La cifra artistica di Joe Drive, un misterioso produttore italiano, sembra divenire più spessa release dopo release, inscrivendosi all’interno di una sua propria visione che si fa più nitida e sfuma persino verso territori più o meno già esplorati nell’arco di un solo intenso anno. Da ripercorrere ora attraverso una manciata di domande, a cominciare da quella, inevitabile, circa il suo formidabile debutto su 12”.

“RD-2452” (2011) su Mathematics Recordings è stato un fulmine a ciel sereno. Sei tracce di notevole fattura. Suoni atmosferici, deep, acid con un minimo comune denominatore: il ricorso a strumenti analogici per la loro produzione. È stato facile convincere il suo proprietario Jamal Moss?

Nonostante utilizzi e preferisca strumenti analogici, nelle tracce di “RD-2452” c’è anche del digitale. In questo senso, è bene precisare che non mi considero un feticista, riconosco l’importanza che nel mio caso hanno avuto le macchine nel definire il suono, perché quello che conta di più è la ‘visione’ della musica e, forse, non gli strumenti a cui ci si affida per realizzarla.
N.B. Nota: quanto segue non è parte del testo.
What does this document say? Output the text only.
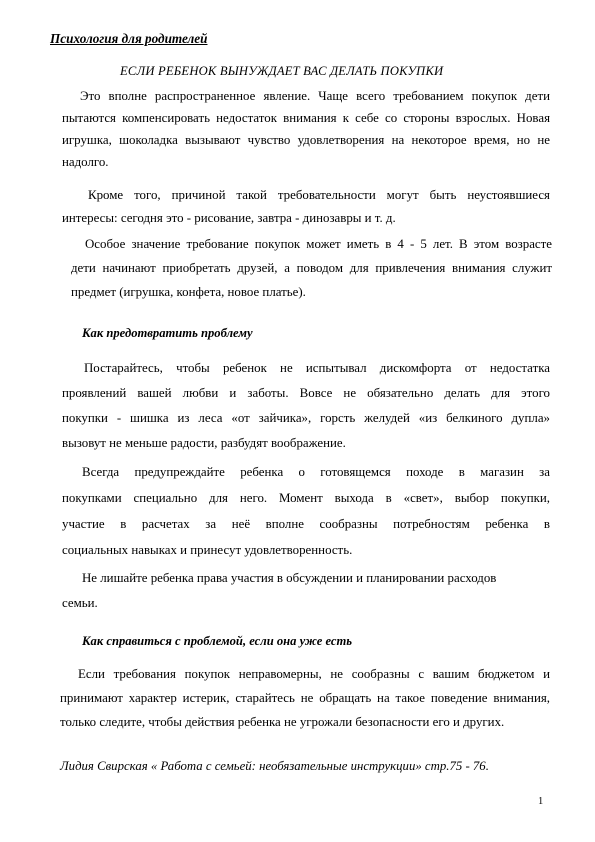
Психология для родителей
ЕСЛИ РЕБЕНОК ВЫНУЖДАЕТ ВАС ДЕЛАТЬ ПОКУПКИ
Это вполне распространенное явление. Чаще всего требованием покупок дети
пытаются компенсировать недостаток внимания к себе со стороны взрослых. Новая
игрушка, шоколадка вызывают чувство удовлетворения на некоторое время, но не
надолго.
Кроме того, причиной такой требовательности могут быть неустоявшиеся
интересы: сегодня это - рисование, завтра - динозавры и т. д.
Особое значение требование покупок может иметь в 4 - 5 лет. В этом возрасте
дети начинают приобретать друзей, а поводом для привлечения внимания служит
предмет (игрушка, конфета, новое платье).
Как предотвратить проблему
Постарайтесь, чтобы ребенок не испытывал дискомфорта от недостатка
проявлений вашей любви и заботы. Вовсе не обязательно делать для этого
покупки - шишка из леса «от зайчика», горсть желудей «из белкиного дупла»
вызовут не меньше радости, разбудят воображение.
Всегда предупреждайте ребенка о готовящемся походе в магазин за
покупками специально для него. Момент выхода в «свет», выбор покупки,
участие в расчетах за неё вполне сообразны потребностям ребенка в
социальных навыках и принесут удовлетворенность.
Не лишайте ребенка права участия в обсуждении и планировании расходов
семьи.
Как справиться с проблемой, если она уже есть
Если требования покупок неправомерны, не сообразны с вашим бюджетом и
принимают характер истерик, старайтесь не обращать на такое поведение внимания,
только следите, чтобы действия ребенка не угрожали безопасности его и других.
Лидия Свирская « Работа с семьей: необязательные инструкции» стр.75 - 76.
1
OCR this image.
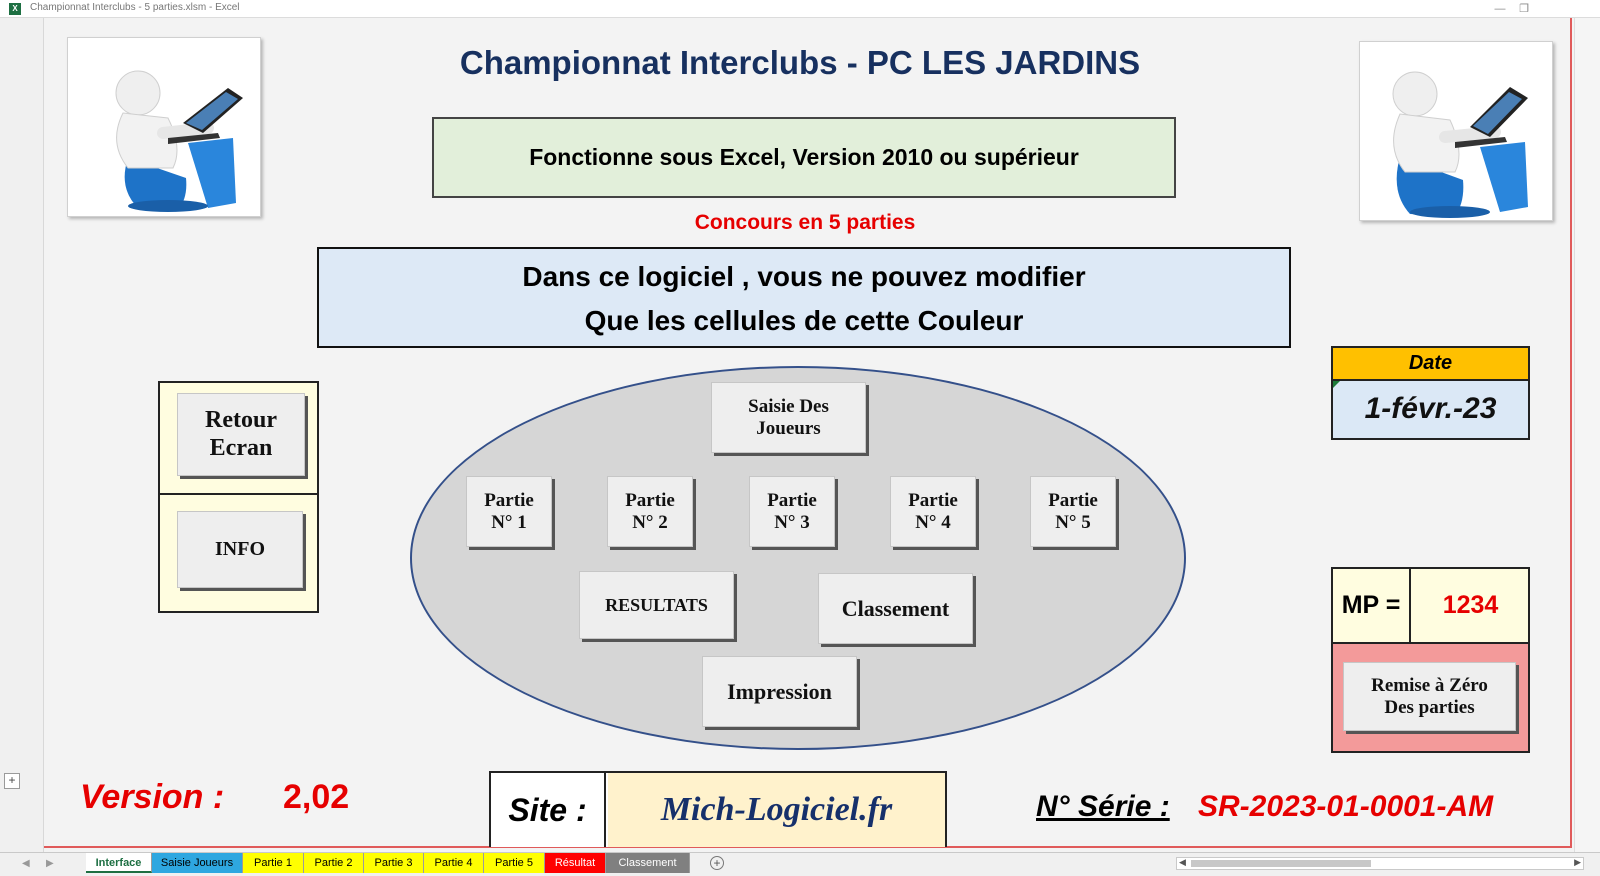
X	Championnat Interclubs - 5 parties.xlsm - Excel	—	❐
+
Championnat Interclubs - PC LES JARDINS
Fonctionne sous Excel, Version 2010 ou supérieur
Concours en 5 parties
Dans ce logiciel , vous ne pouvez modifier
Que les cellules de cette Couleur
Retour
Ecran
INFO
Saisie Des
Joueurs
Partie
N° 1
Partie
N° 2
Partie
N° 3
Partie
N° 4
Partie
N° 5
RESULTATS	Classement
Impression
Date
1-févr.-23
MP =	1234
Remise à Zéro
Des parties
Version : 2,02	Site :	Mich-Logiciel.fr	N° Série : SR-2023-01-0001-AM
◀ ▶	Interface	Saisie Joueurs	Partie 1	Partie 2	Partie 3	Partie 4	Partie 5	Résultat	Classement	+	◀	▶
Tutto il resto è una sfumatura, o un modo per farsi pubblicità.

La tua successiva release, “Exoplanets E.P.” (2011) su Lux Rec, ha segnato, invece, un qualche cambiamento nel tuo approccio sonoro, divenuto leggermente più electro, come in “Crossing The Forbidden Planet”, in cui non si può fare a meno di cogliere alcune sfumature di natura alquanto drexciyana. Quanto ti ha influenzato l’opera di pionieri quali James Stinson e Gerald Donald?


Mi ha influenzato in maniera incredibile, ma non mi riferisco solo al suono, bensì al modo di porsi in termini musicali, così puro, perso nel proprio mondo e lontano da ogni tipo di logica commerciale, senza seguire trend effimeri. Credo che quello dei Drexciya rappresenti semplicemente il miglior insegnamento dell’electro contemporanea.

L’anno in corso ti rivede protagonista con due nuove release: “Revelation EP” (2012) su HotMix Records e “Cosmogony EP” (2012) su Cosmic Club. Entrambe sono caratterizzate da un ritorno a groove proto-house con approfondimenti downtempo. Da dove nascono queste idee?


Le due uscite, come tutte del resto, sono semplicemente il frutto dell’ispirazione del momento e, inevitabilmente, sono altrettanto influenzate dalla musica che ascolto o che ho ascoltato nel corso di diversi anni. Nei prossimi mesi dovrebbero uscire, oltre a quelli già citati, anche altri due 12” rispettivamente su Aesthetic Audio e 4Lux.

Oltre il duo Drexciya, quali sono stati gli altri tuoi riferimenti musicali?

Di sicuro, le scene di Detroit e Chicago, ma ho apprezzato molto il jazz, il funk e la disco. Le colonne sonore sono un altro mio pallino, così come l’underground italiano degli anni Novanta. Non sono un collezionista di dischi, ma un semplice appassionato e, soprattutto, un vorace ascoltatore.